This dissertation studies the theoretical underpinnings of active sonar classifiers. We present a systematic approach for designing optimal Bayesian classifiers and analyzing their performance. We emphasize the ternary case where three hypotheses are considered: H 0(noise only), H 1(reverberation plus noise) and H 2(target plus noise).
We start by deriving a sufficient statistic to decide between H 1and H 2, assuming H 0has already been eliminated. Then, closed-form solutions for classification and false alarm probabilities are obtained and several receiver operating characteristics curves illustrating meaningful physical scenarios are presented. Two classes of illuminating signals are considered: high resolution and linear FM signals.
Many design parameters affecting classifier performance are studied.

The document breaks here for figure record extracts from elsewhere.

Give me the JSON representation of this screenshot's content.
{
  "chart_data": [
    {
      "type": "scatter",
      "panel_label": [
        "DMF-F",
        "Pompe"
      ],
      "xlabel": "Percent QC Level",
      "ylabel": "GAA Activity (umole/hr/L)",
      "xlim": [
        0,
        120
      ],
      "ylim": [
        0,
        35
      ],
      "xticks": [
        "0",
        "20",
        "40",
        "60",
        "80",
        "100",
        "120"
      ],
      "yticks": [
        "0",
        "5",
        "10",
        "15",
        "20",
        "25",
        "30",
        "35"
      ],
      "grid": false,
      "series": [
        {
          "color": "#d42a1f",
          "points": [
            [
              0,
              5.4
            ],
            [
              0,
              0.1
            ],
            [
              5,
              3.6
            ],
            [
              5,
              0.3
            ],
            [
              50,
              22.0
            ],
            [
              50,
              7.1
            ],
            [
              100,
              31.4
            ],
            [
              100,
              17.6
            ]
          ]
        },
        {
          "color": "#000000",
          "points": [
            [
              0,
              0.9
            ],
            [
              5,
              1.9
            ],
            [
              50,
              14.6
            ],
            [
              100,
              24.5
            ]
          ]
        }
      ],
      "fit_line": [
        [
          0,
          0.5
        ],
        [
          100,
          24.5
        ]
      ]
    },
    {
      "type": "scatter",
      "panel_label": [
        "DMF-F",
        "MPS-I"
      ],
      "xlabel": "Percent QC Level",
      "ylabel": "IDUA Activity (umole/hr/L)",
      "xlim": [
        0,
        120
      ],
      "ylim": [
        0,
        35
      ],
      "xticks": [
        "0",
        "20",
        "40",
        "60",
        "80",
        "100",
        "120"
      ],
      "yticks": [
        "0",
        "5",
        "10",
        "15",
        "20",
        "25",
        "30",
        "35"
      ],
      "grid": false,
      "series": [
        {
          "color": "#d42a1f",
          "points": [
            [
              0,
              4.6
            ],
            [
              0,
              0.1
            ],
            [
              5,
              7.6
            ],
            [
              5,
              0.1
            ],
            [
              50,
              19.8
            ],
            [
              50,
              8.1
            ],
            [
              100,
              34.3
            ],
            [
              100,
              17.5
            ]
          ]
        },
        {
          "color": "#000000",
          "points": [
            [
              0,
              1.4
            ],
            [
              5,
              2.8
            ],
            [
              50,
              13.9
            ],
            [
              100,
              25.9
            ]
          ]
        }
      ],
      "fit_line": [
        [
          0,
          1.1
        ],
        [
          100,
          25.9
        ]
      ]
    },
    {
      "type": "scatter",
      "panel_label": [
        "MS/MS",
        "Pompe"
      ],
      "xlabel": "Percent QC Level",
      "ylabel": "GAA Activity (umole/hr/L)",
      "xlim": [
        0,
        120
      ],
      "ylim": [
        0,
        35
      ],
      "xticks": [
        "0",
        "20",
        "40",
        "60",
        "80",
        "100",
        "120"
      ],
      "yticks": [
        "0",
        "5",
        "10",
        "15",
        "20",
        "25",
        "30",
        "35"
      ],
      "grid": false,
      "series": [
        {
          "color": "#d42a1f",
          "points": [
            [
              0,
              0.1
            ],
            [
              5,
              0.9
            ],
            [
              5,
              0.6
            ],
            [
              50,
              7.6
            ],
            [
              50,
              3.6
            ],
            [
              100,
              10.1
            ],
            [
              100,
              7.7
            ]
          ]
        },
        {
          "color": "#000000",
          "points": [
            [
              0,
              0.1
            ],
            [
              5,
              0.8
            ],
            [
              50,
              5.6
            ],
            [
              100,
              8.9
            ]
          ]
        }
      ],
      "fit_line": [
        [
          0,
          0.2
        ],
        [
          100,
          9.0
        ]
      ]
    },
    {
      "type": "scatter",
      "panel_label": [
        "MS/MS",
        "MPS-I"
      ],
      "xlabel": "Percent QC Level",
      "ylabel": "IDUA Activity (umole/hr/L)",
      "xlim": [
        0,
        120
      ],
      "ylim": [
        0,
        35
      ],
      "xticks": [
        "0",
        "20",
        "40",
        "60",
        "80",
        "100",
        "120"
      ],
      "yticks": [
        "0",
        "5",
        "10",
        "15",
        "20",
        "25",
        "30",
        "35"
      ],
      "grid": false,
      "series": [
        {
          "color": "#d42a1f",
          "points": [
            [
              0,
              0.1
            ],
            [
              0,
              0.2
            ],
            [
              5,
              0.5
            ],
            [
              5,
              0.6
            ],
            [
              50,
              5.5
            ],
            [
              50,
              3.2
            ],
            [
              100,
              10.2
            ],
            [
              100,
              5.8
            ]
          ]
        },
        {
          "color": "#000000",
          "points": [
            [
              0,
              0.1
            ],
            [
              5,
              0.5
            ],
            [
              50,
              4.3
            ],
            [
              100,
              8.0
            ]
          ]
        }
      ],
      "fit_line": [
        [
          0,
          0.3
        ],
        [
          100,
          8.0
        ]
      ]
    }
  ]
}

Perhaps the most important issue is classifier performance when incorrect a priori knowledge of the target's spatial properties is processed. Other parameters such as target resolution, signal-to-noise ratio, transmitter constant in linear FM signals, etc. are investigated as well.
The final issue presented is acoustic target imaging. A minimum variance linear unbiased estimator of the scattering coefficients of the test volume encompassing the target is derived. Furthermore, we investigate error minimization of the MVLU estimator in terms of system characteristics such as array and/or signal design. We also discuss the relation between classification and imaging.
In summary, ideas from decision theory, detection and estimation theory are combined in order to implement optimal Bayesian classifiers and acoustic imagers.